Critique : The Gig Is Up

par 

- La réalisatrice canadienne Shannon Walsh livre un documentaire d’enquête qui ouvre les yeux sur l’économie des petits boulots ponctuels (gig economy)

Critique : The Gig Is Up

Le public a accès à de plus en plus de documentaires qui enquêtent sur ce qui nous permet de vivre une vie confortable, et sonnent l'alerte sur le coût humain de cette économie. The Gig Is Up [+lire aussi :
bande-annonce
fiche film
]
de Shannon Walsh, projeté en première mondiale à Hot Docs, représente le haut du panier en la matière.

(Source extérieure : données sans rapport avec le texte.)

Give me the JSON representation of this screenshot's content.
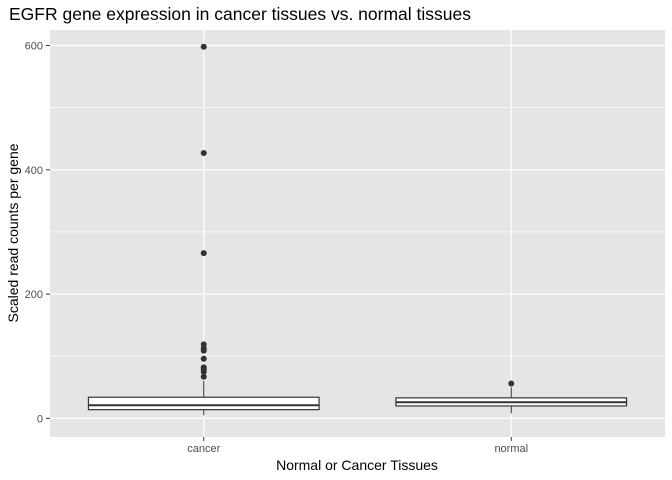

Le documentaire parle de l'économie des petits boulots (gig economy), de Uber, Deliveroo, Bolt, Wolt, Lyft et autres applications, en nombre toujours croissant, qui mettent en relation des services avec des clients par le biais de ce que l'on appelle des "auto-entrepreneurs". Alors que l'idée de travailler sans bureau et de choisir ses propres horaires semblait séduisante il y a une dizaine d'années, quand ces entreprises ont commencé à fleurir, le modèle économique sur lequel elles sont fondées s'est mis à réduire les travailleurs à l'état d'esclaves qui doivent être toujours attentifs et gentils avec les clients, tout en accomplissant un travail épuisant physiquement et mentalement pour très peu d'argent.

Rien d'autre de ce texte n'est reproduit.